Wenn Sie sich diesen Artikel vorlesen lassen wollen benutzen Sie den Accesskey + v, zum beenden können Sie den Accesskey + z benutzen.
15. Juli 2009 05:20 Uhr
Sanierung
Das weltweit erste Passivhochhaus wird teurer als gedacht
An der Bugginger Straße in Freiburg-Weingarten entsteht gerade das weltweit erste Passivhochhaus. Doch die Kosten für die Baumaßnahmen explodieren. Künftige Bewohner müssen sich auf höhere Mieten einstellen.
Das Hochhaus Bugginger Straße 50 in Weingarten wird gerade saniert – und zwar zum weltweit ersten Passivhochhaus.

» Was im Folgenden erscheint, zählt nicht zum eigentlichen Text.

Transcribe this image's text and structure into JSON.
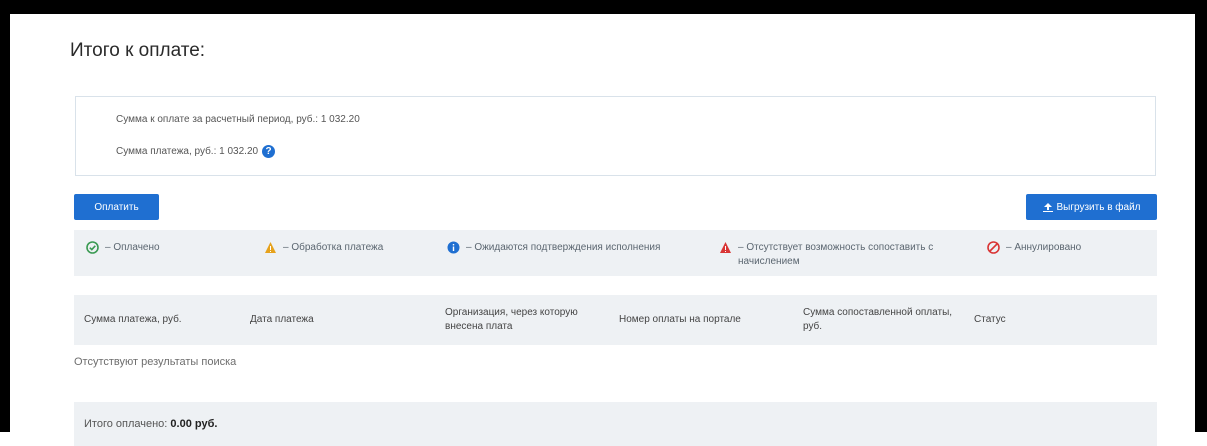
{
  "header": {
    "title": "Итого к оплате:"
  },
  "summary": {
    "line_period": "Сумма к оплате за расчетный период, руб.: 1 032.20",
    "line_payment": "Сумма платежа, руб.: 1 032.20",
    "help_icon": "question-circle-icon"
  },
  "actions": {
    "pay_label": "Оплатить",
    "export_label": "Выгрузить в файл",
    "export_icon": "upload-icon"
  },
  "legend": {
    "items": [
      {
        "label": "– Оплачено",
        "icon": "check-circle-icon",
        "color": "#3a9a52"
      },
      {
        "label": "– Обработка платежа",
        "icon": "warning-triangle-icon",
        "color": "#e6a21c"
      },
      {
        "label": "– Ожидаются подтверждения исполнения",
        "icon": "info-circle-icon",
        "color": "#1f6fd1"
      },
      {
        "label": "– Отсутствует возможность сопоставить с начислением",
        "icon": "warning-triangle-icon",
        "color": "#d93535"
      },
      {
        "label": "– Аннулировано",
        "icon": "cancel-circle-icon",
        "color": "#d93535"
      }
    ]
  },
  "table": {
    "columns": [
      "Сумма платежа, руб.",
      "Дата платежа",
      "Организация, через которую внесена плата",
      "Номер оплаты на портале",
      "Сумма сопоставленной оплаты, руб.",
      "Статус"
    ],
    "empty_text": "Отсутствуют результаты поиска"
  },
  "footer": {
    "label": "Итого оплачено:",
    "value": "0.00 руб."
  },
  "colors": {
    "accent": "#1f6fd1",
    "panel": "#eef1f4"
  }
}
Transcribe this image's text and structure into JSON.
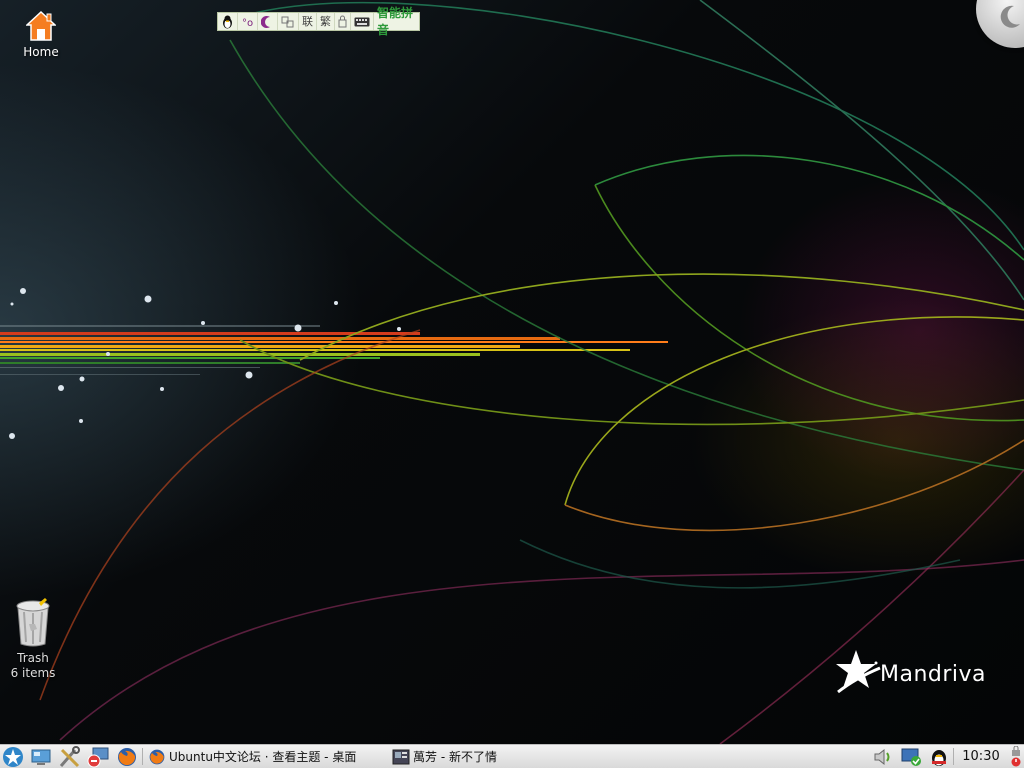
{
  "desktop": {
    "icons": [
      {
        "label": "Home"
      },
      {
        "label": "Trash",
        "sublabel": "6 items"
      }
    ]
  },
  "ime": {
    "name": "智能拼音",
    "btn_lian": "联",
    "btn_fan": "繁"
  },
  "logo": {
    "text": "Mandriva"
  },
  "taskbar": {
    "tasks": [
      {
        "label": "Ubuntu中文论坛 · 查看主题 - 桌面"
      },
      {
        "label": "萬芳 - 新不了情"
      }
    ],
    "clock": "10:30"
  },
  "colors": {
    "taskbar_bg": "#e6e6e6",
    "ime_green": "#2e9a3b",
    "desktop_bg": "#050607"
  }
}
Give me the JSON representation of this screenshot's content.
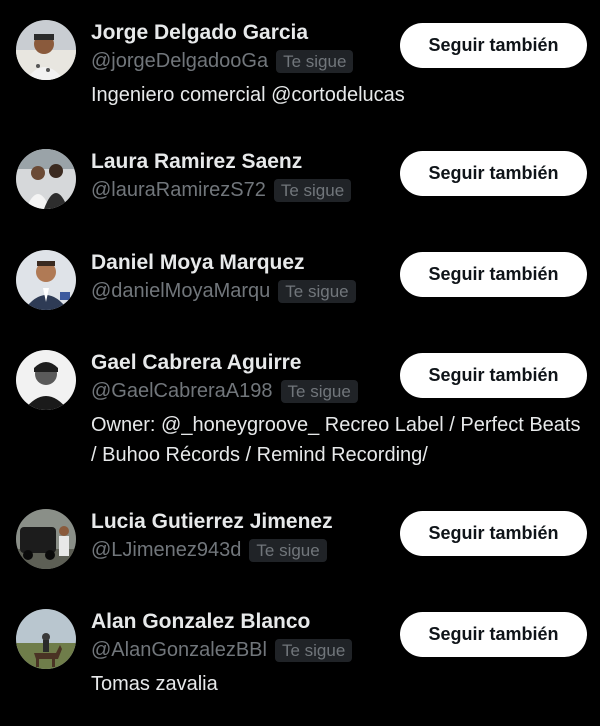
{
  "users": [
    {
      "name": "Jorge Delgado Garcia",
      "handle": "@jorgeDelgadooGa",
      "badge": "Te sigue",
      "button": "Seguir también",
      "bio": "Ingeniero comercial @cortodelucas",
      "avatar_icon": "avatar-man-selfie"
    },
    {
      "name": "Laura Ramirez Saenz",
      "handle": "@lauraRamirezS72",
      "badge": "Te sigue",
      "button": "Seguir también",
      "bio": "",
      "avatar_icon": "avatar-couple-photo"
    },
    {
      "name": "Daniel Moya Marquez",
      "handle": "@danielMoyaMarqu",
      "badge": "Te sigue",
      "button": "Seguir también",
      "bio": "",
      "avatar_icon": "avatar-man-suit"
    },
    {
      "name": "Gael Cabrera Aguirre",
      "handle": "@GaelCabreraA198",
      "badge": "Te sigue",
      "button": "Seguir también",
      "bio": "Owner: @_honeygroove_ Recreo Label / Perfect Beats / Buhoo Récords / Remind Recording/",
      "avatar_icon": "avatar-man-bw"
    },
    {
      "name": "Lucia Gutierrez Jimenez",
      "handle": "@LJimenez943d",
      "badge": "Te sigue",
      "button": "Seguir también",
      "bio": "",
      "avatar_icon": "avatar-person-car"
    },
    {
      "name": "Alan Gonzalez Blanco",
      "handle": "@AlanGonzalezBBl",
      "badge": "Te sigue",
      "button": "Seguir también",
      "bio": "Tomas zavalia",
      "avatar_icon": "avatar-horse-rider"
    }
  ],
  "colors": {
    "background": "#000000",
    "name": "#e7e9ea",
    "handle": "#71767b",
    "badge_bg": "#202327",
    "button_bg": "#ffffff",
    "button_text": "#0f1419"
  }
}
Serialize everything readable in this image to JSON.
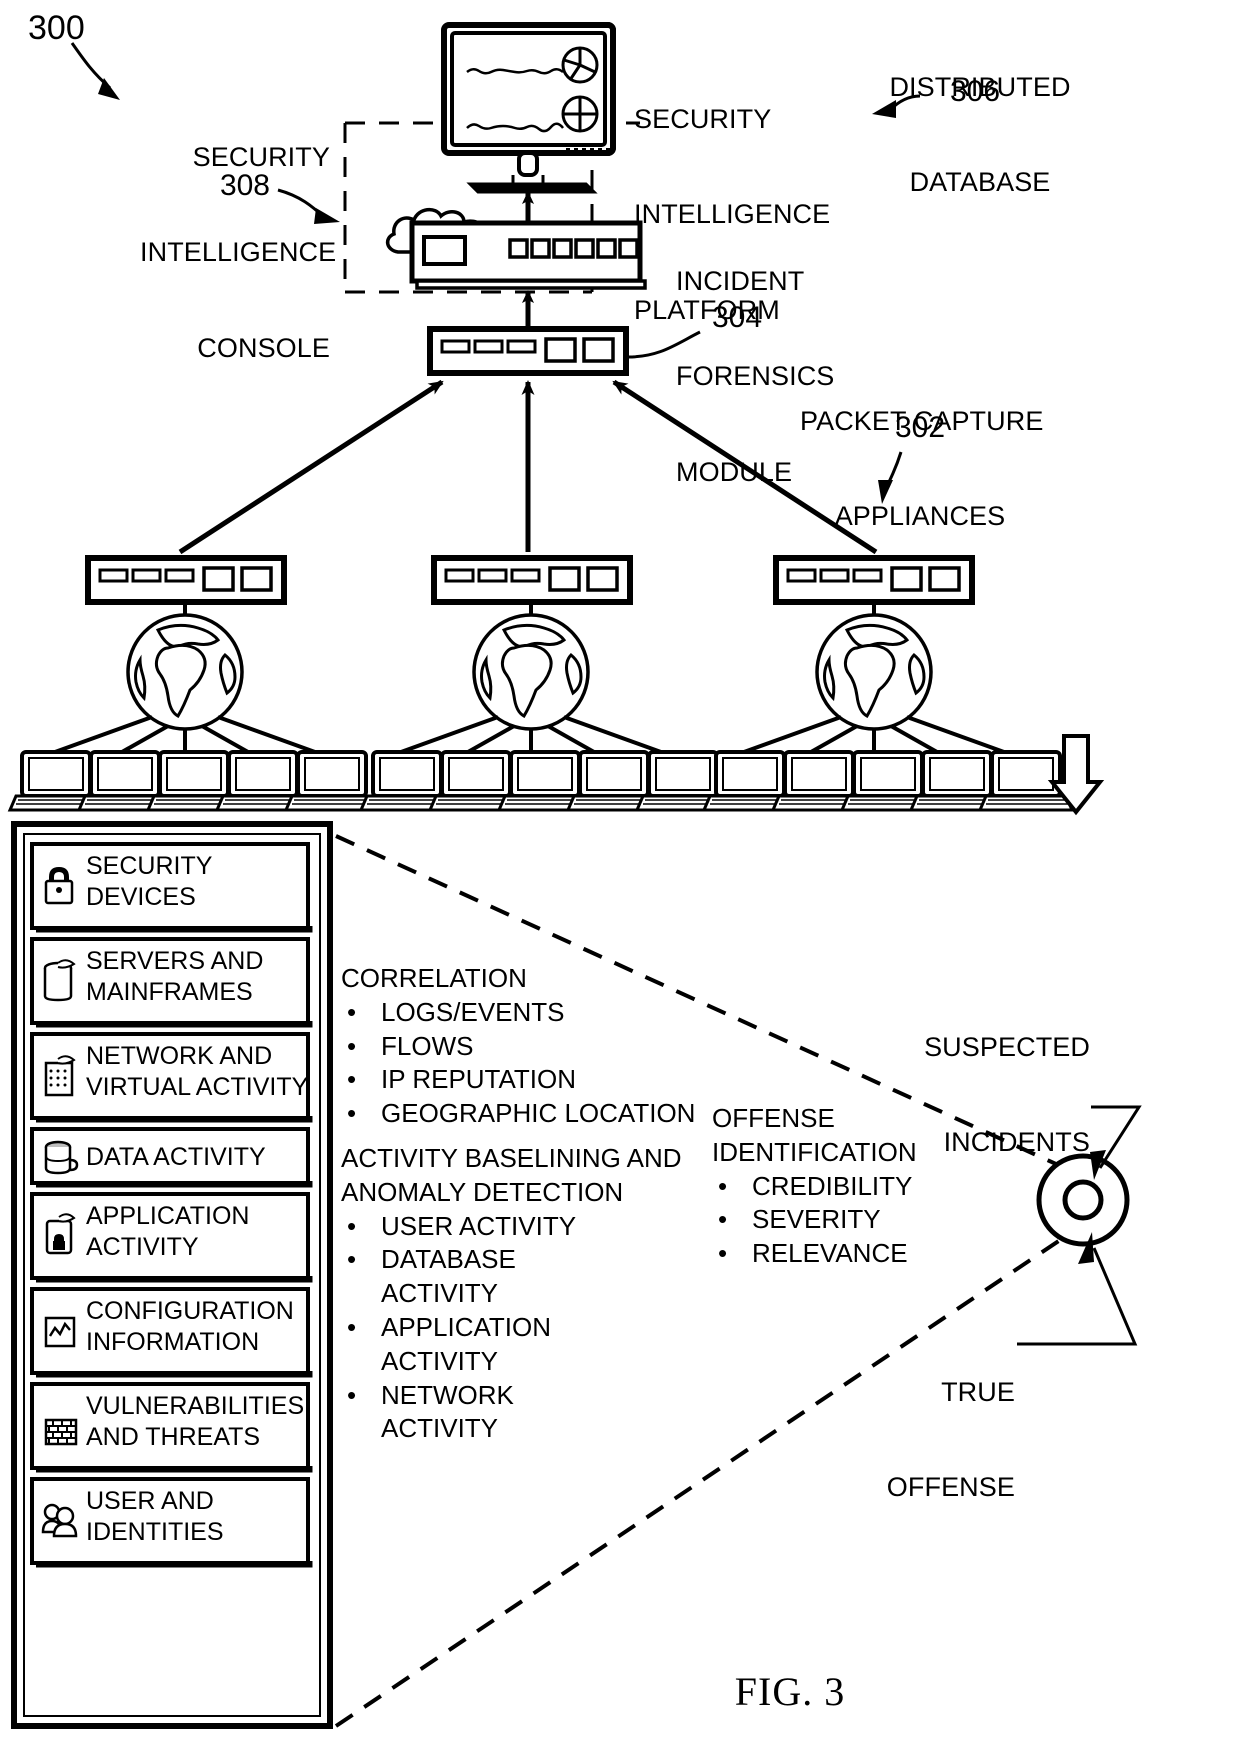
{
  "figure": {
    "caption": "FIG. 3",
    "root_ref": "300"
  },
  "callouts": {
    "security_intelligence_console": {
      "lines": [
        "SECURITY",
        "INTELLIGENCE",
        "CONSOLE"
      ],
      "ref": "308"
    },
    "security_intelligence_platform": {
      "lines": [
        "SECURITY",
        "INTELLIGENCE",
        "PLATFORM"
      ]
    },
    "distributed_database": {
      "lines": [
        "DISTRIBUTED",
        "DATABASE"
      ],
      "ref": "306"
    },
    "incident_forensics_module": {
      "lines": [
        "INCIDENT",
        "FORENSICS",
        "MODULE"
      ],
      "ref": "304"
    },
    "packet_capture_appliances": {
      "lines": [
        "PACKET CAPTURE",
        "APPLIANCES"
      ],
      "ref": "302"
    },
    "suspected_incidents": {
      "lines": [
        "SUSPECTED",
        "INCIDENTS"
      ]
    },
    "true_offense": {
      "lines": [
        "TRUE",
        "OFFENSE"
      ]
    }
  },
  "data_sources_panel": {
    "items": [
      {
        "icon": "lock-icon",
        "lines": [
          "SECURITY",
          "DEVICES"
        ]
      },
      {
        "icon": "server-icon",
        "lines": [
          "SERVERS AND",
          "MAINFRAMES"
        ]
      },
      {
        "icon": "network-icon",
        "lines": [
          "NETWORK AND",
          "VIRTUAL ACTIVITY"
        ]
      },
      {
        "icon": "database-icon",
        "lines": [
          "DATA ACTIVITY"
        ]
      },
      {
        "icon": "application-icon",
        "lines": [
          "APPLICATION",
          "ACTIVITY"
        ]
      },
      {
        "icon": "configuration-icon",
        "lines": [
          "CONFIGURATION",
          "INFORMATION"
        ]
      },
      {
        "icon": "brick-wall-icon",
        "lines": [
          "VULNERABILITIES",
          "AND THREATS"
        ]
      },
      {
        "icon": "users-icon",
        "lines": [
          "USER AND",
          "IDENTITIES"
        ]
      }
    ]
  },
  "analysis": {
    "correlation": {
      "heading_lines": [
        "CORRELATION"
      ],
      "bullets": [
        "LOGS/EVENTS",
        "FLOWS",
        "IP REPUTATION",
        "GEOGRAPHIC LOCATION"
      ]
    },
    "baselining": {
      "heading_lines": [
        "ACTIVITY BASELINING AND",
        "ANOMALY DETECTION"
      ],
      "bullets": [
        "USER ACTIVITY",
        "DATABASE\nACTIVITY",
        "APPLICATION\nACTIVITY",
        "NETWORK\nACTIVITY"
      ]
    },
    "offense_identification": {
      "heading_lines": [
        "OFFENSE",
        "IDENTIFICATION"
      ],
      "bullets": [
        "CREDIBILITY",
        "SEVERITY",
        "RELEVANCE"
      ]
    }
  },
  "colors": {
    "ink": "#000000",
    "paper": "#ffffff"
  }
}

Das heißt: Wenn die Arbeiten fertig sind, wird die einstige Energieschleuder mit ihren 16 Stockwerken ordentlich wärmegedämmt und gut belüftet sein. Das kostet mehr als eine herkömmliche Sanierung – und darüber hinaus deutlich mehr, als gedacht. Das bedeutet auch für die künftigen Mieter mehr Mietkosten. Im Gemeinderat gab es darüber gestern eine Debatte.
Knapp zwölf Millionen Euro waren für das Pilotprojekt veranschlagt, nun soll es 13 Prozent oder knapp 1,6 Millionen Euro mehr kosten. Warum? "Hohe Anforderungen, die zum Zeitpunkt der Kostenschätzung von den Planern noch nicht erkannt wurden" heißt es von Seiten der Stadtverwaltung. So werde etwa die Lüftungstechnik aufwändiger (plus 350 000 Euro), der Estrich müsse schallgedämmt werden (plus 275 000 Euro) und die Umgestaltung des Erdgeschosses mit Concierge und Versammlungsraum verursache Mehrkosten (plus 110 000 Euro).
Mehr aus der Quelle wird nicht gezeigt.